Based on a post I saw here I thought it would be fun to see how much I could speed up compilation just by using per-file makefiles

I decided to use DCD(server only) as the test bench, as it's slightly big with all of its dependencies and takes a medium amount of time to build. Plus it already uses make, a prime candidate.

I hacked in another rule quickly to compile by file(just used LDC's -od & -op flags, took about a minute), and got some surprising results that I thought might interest someone here. BTW, I use a 6 core CPU on my home computer.

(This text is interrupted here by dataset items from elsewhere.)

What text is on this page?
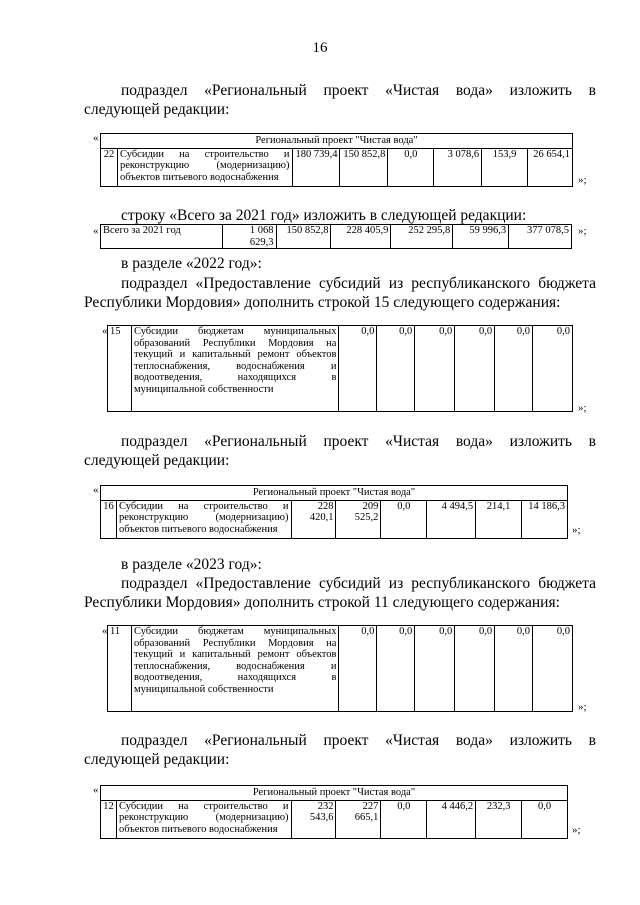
16
подраздел «Региональный проект «Чистая вода» изложить в
следующей редакции:
«	Региональный проект "Чистая вода"
22	Субсидии на строительство и реконструкцию (модернизацию) объектов питьевого водоснабжения	180 739,4	150 852,8	0,0	3 078,6	153,9	26 654,1
»;
строку «Всего за 2021 год» изложить в следующей редакции:
« Всего за 2021 год	1 068 629,3	150 852,8	228 405,9	252 295,8	59 996,3	377 078,5 »;
в разделе «2022 год»:
подраздел «Предоставление субсидий из республиканского бюджета
Республики Мордовия» дополнить строкой 15 следующего содержания:
« 15	Субсидии бюджетам муниципальных образований Республики Мордовия на текущий и капитальный ремонт объектов теплоснабжения, водоснабжения и водоотведения, находящихся в муниципальной собственности	0,0	0,0	0,0	0,0	0,0	0,0
»;
подраздел «Региональный проект «Чистая вода» изложить в
следующей редакции:
«	Региональный проект "Чистая вода"
16	Субсидии на строительство и реконструкцию (модернизацию) объектов питьевого водоснабжения	228 420,1	209 525,2	0,0	4 494,5	214,1	14 186,3
»;
в разделе «2023 год»:
подраздел «Предоставление субсидий из республиканского бюджета
Республики Мордовия» дополнить строкой 11 следующего содержания:
« 11	Субсидии бюджетам муниципальных образований Республики Мордовия на текущий и капитальный ремонт объектов теплоснабжения, водоснабжения и водоотведения, находящихся в муниципальной собственности	0,0	0,0	0,0	0,0	0,0	0,0
»;
подраздел «Региональный проект «Чистая вода» изложить в
следующей редакции:
«	Региональный проект "Чистая вода"
12	Субсидии на строительство и реконструкцию (модернизацию) объектов питьевого водоснабжения	232 543,6	227 665,1	0,0	4 446,2	232,3	0,0
»;
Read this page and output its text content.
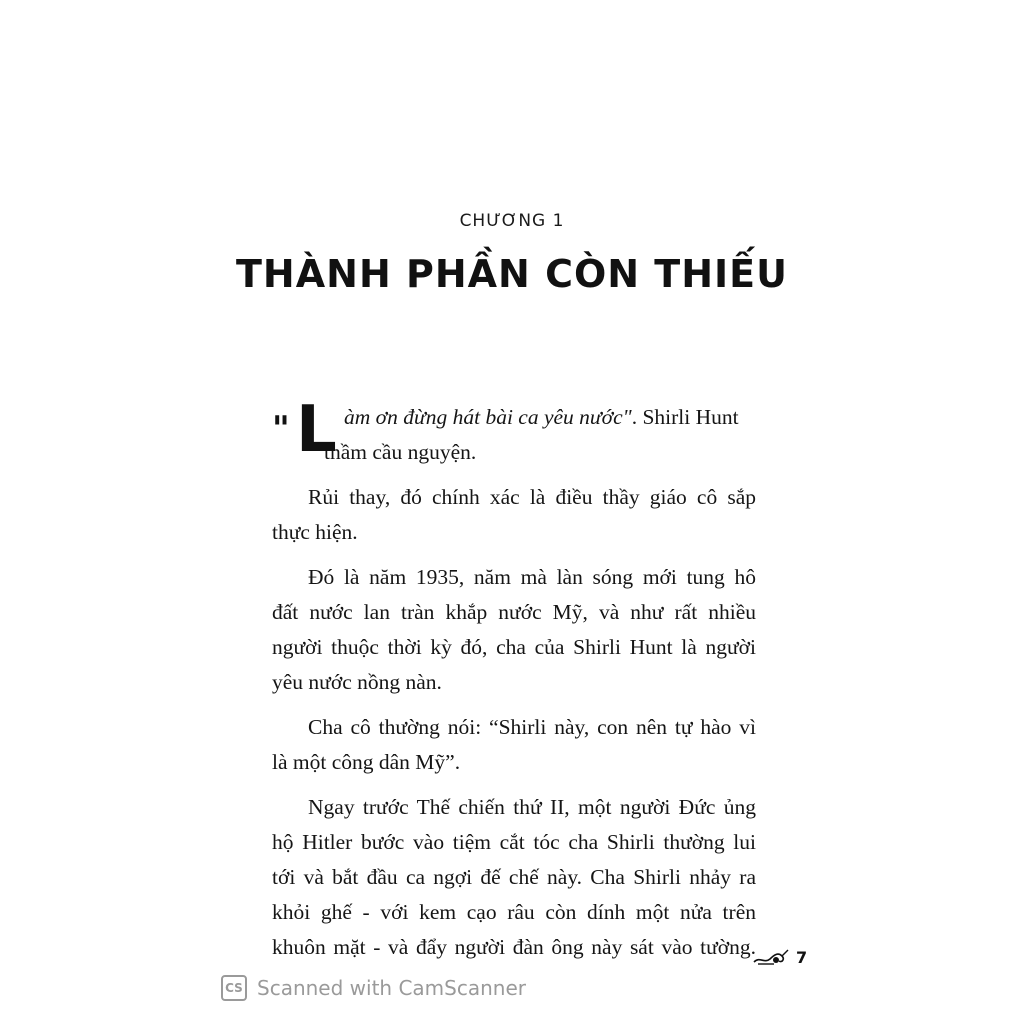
CHƯƠNG 1
THÀNH PHẦN CÒN THIẾU
" L àm ơn đừng hát bài ca yêu nước". Shirli Hunt
thầm cầu nguyện.
Rủi thay, đó chính xác là điều thầy giáo cô sắp
thực hiện.
Đó là năm 1935, năm mà làn sóng mới tung hô
đất nước lan tràn khắp nước Mỹ, và như rất nhiều
người thuộc thời kỳ đó, cha của Shirli Hunt là người
yêu nước nồng nàn.
Cha cô thường nói: “Shirli này, con nên tự hào vì
là một công dân Mỹ”.
Ngay trước Thế chiến thứ II, một người Đức ủng
hộ Hitler bước vào tiệm cắt tóc cha Shirli thường lui
tới và bắt đầu ca ngợi đế chế này. Cha Shirli nhảy ra
khỏi ghế - với kem cạo râu còn dính một nửa trên
khuôn mặt - và đẩy người đàn ông này sát vào tường.	7
CS Scanned with CamScanner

The usage seemed to drop off a cliff at ~450% CPU though so a strong intel CPU would may have had LDC go past DMD.

LDC baseline w/ optimization:  15.402 seconds
LDC baseline no optimization:  8.018  seconds
DMD w/ optimizations:          14.174 seconds
DMD no optimizations:          3.179  seconds
LDC -j6 w/ optimization:       7.708  seconds
LDC -j6 no optimization:       5.210  seconds


Weirdly, it also seemed to run faster.

LDC baseline:
./bin/dcd-server -I /usr/include/dlang/dmd
...
[info ] 49562 symbols cached.
[info ] Startup completed in 776.922 milliseconds.


LDC -j6:
./bin/dcd-server -I /usr/include/dlang/dmd
...
[info ] 49562 symbols cached.
[info ] Startup completed in 744.215 milliseconds.

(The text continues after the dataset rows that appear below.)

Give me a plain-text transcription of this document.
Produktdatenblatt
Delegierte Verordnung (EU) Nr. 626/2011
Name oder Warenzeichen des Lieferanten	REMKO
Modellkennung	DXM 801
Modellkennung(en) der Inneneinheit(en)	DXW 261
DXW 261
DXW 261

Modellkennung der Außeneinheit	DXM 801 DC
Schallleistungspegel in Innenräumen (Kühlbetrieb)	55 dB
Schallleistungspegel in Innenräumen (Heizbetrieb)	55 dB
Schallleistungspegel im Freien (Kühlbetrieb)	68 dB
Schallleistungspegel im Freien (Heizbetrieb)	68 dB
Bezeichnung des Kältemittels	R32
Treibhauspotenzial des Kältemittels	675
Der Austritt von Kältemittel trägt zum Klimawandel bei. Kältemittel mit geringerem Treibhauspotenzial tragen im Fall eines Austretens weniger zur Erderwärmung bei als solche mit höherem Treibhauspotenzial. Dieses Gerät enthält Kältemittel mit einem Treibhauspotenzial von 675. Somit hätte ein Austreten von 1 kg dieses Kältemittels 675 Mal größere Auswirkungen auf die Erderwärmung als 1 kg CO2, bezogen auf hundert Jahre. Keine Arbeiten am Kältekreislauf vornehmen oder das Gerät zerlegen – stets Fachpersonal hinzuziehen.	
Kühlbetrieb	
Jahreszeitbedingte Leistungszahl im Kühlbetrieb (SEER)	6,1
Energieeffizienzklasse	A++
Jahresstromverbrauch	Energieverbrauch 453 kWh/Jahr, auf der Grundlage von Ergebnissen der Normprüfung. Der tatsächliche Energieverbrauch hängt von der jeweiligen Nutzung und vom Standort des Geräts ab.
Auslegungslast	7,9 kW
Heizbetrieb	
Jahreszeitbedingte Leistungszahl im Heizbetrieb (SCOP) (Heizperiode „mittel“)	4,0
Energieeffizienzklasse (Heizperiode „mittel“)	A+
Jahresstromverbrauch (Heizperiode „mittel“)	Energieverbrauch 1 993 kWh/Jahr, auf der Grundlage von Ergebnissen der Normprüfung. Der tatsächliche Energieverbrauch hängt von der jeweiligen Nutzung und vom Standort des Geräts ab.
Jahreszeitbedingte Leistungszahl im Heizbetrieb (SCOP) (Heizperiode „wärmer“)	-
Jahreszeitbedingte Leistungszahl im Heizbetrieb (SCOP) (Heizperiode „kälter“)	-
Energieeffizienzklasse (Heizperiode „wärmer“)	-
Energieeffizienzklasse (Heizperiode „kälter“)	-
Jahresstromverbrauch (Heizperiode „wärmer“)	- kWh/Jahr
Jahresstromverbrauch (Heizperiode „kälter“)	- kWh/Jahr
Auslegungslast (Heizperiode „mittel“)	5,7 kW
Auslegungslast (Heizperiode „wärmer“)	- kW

Wasn't a random occurrence, consistently about 30-40ms shorter with the parallel version vs baseline, same flags(except for output flags.) P.S., I actually got worse performance on DMD by trying this. I think I remember reading walter say something about DMD being optimized for throwing every file at it at once. Although, this does enable incremental builds.